成虫はキツネやイヌ、ネコ、タヌキに寄生します。
幼虫は野ネズミ(エゾヤチネズミ)やヒト・ブタに寄生します。下の写真がエゾヤチネズミです。キツネの主食です。
キツネやイヌが幼虫の寄生した野ネズミ(エゾヤチネズミ)を食べると、エキノコックスは成虫になります。その為、キツネ同士、イヌ同士、ネズミ同士では感染は成立しません。
イヌが野ネズミ(エゾヤチネズミ)を食べた時のみ感染します。キツネやイヌの糞便を食べたからといって感染はしません。卵は中間宿主(野ネズミ、ヒト、ブタ)でしか幼虫になれません。幼虫を食べたときのみ成虫になります。
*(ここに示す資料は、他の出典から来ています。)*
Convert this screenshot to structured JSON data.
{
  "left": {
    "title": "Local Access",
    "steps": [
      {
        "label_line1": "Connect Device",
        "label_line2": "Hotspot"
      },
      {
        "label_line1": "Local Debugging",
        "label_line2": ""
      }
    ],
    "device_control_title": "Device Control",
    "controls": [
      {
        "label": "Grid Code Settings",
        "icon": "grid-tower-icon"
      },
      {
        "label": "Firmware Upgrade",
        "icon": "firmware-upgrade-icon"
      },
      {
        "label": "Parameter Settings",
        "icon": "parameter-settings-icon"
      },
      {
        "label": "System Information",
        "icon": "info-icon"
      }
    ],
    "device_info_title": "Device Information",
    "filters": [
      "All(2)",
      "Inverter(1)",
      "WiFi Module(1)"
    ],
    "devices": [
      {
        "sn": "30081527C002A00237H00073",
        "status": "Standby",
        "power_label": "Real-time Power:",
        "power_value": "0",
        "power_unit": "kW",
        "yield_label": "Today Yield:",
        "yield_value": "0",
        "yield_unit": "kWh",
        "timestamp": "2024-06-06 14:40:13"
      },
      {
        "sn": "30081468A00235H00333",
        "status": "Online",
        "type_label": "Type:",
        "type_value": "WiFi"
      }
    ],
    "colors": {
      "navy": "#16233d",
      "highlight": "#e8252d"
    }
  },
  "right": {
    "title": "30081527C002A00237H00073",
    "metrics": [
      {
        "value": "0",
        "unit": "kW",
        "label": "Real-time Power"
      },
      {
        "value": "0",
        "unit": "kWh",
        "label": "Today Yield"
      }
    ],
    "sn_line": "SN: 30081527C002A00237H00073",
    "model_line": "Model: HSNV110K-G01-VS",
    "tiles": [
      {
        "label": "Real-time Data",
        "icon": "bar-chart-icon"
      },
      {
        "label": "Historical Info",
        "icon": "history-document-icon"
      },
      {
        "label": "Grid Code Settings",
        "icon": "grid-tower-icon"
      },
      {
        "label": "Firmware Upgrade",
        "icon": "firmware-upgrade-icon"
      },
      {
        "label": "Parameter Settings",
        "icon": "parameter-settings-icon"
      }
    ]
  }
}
万が一にも野ネズミを食べてしまった場合、1ヶ月しないと糞便中に虫卵は出てきませんので、その間に駆虫薬を飲ませれば糞便に虫卵が出ない状態で安全に駆除が可能です。ちなみに、犬の感染率は0.4~1.0%と終宿主動物の中では一番低く、一番高いのはキツネ20.7%、次いでネコ4.6%、タヌキ2.2%です。
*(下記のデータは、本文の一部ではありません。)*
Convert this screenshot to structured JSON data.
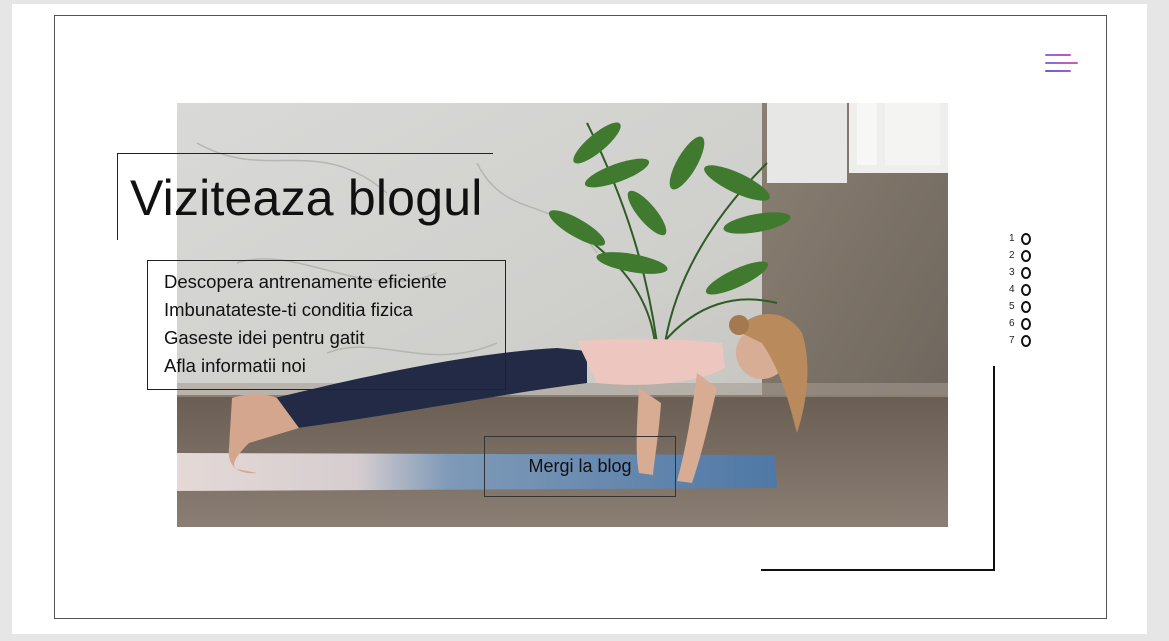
{
  "header": {
    "menu_icon": "hamburger-menu-icon"
  },
  "hero": {
    "title": "Viziteaza blogul",
    "features": [
      "Descopera antrenamente eficiente",
      "Imbunatateste-ti conditia fizica",
      "Gaseste idei pentru gatit",
      "Afla informatii noi"
    ],
    "cta_label": "Mergi la blog",
    "image_subject": "woman doing a yoga plank on a mat"
  },
  "pager": {
    "items": [
      "1",
      "2",
      "3",
      "4",
      "5",
      "6",
      "7"
    ]
  },
  "colors": {
    "accent_start": "#8a6ad8",
    "accent_end": "#d45aa8",
    "frame": "#555555"
  }
}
ネコやタヌキへのエキノコックスの寄生ですが、好適宿主ではないため、成長がうまくできません。その為、体外へ虫卵の排泄はほとんど出ません。実験ベースでネコで糞便中に虫卵が出たらしく、可能性はかなり低いけど「ゼロ」ではないため、注意が必要のようです。つまり、外への出入りが自由なネコは定期的に駆虫薬を飲ませる必要性があります。
最後に予防対策についです。
ヒトについては、外での土いじりや動物に触れた後は、必ずしっかりとした「手洗い」を行い、虫卵が口に入らないようにキツネの糞を処理する(触れない、加熱、埋める etc.)といった感染経路をしっかりと遮断することです。
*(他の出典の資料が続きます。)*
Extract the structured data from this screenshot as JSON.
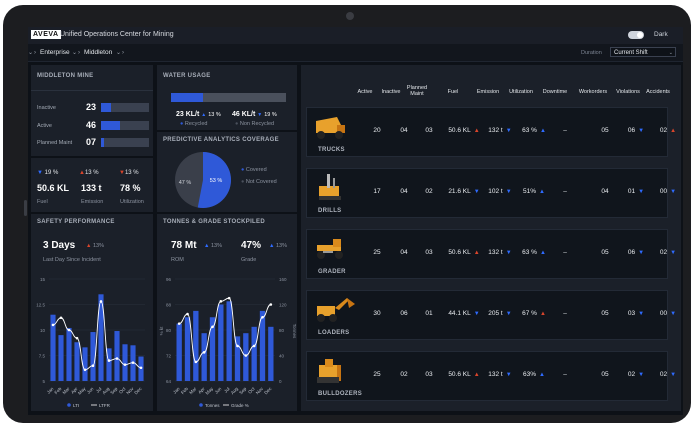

イヌやネコの場合、野ネズミ(エゾヤチネズミ)を食べなければ感染しません。つまり、放し飼いは野ネズミ(エゾヤチネズミ)を食べてしまう危険性が高くなるため、絶対にさせないことです。また、最近流行りの「伸縮リード」も危険なので注意が必要です。草むら等、飼主の視界が届かないところで野ネズミを食べてしまう可能性があります。伸縮リードは、交通事故や出会い頭の咬傷事故、異物の誤食やリードを落としてしまう等、様々な問題点がありますので、おすすめしません。
以上、動物取扱者講習会に参加して、初めて、一番役に立った講義の内容をまとめてみました。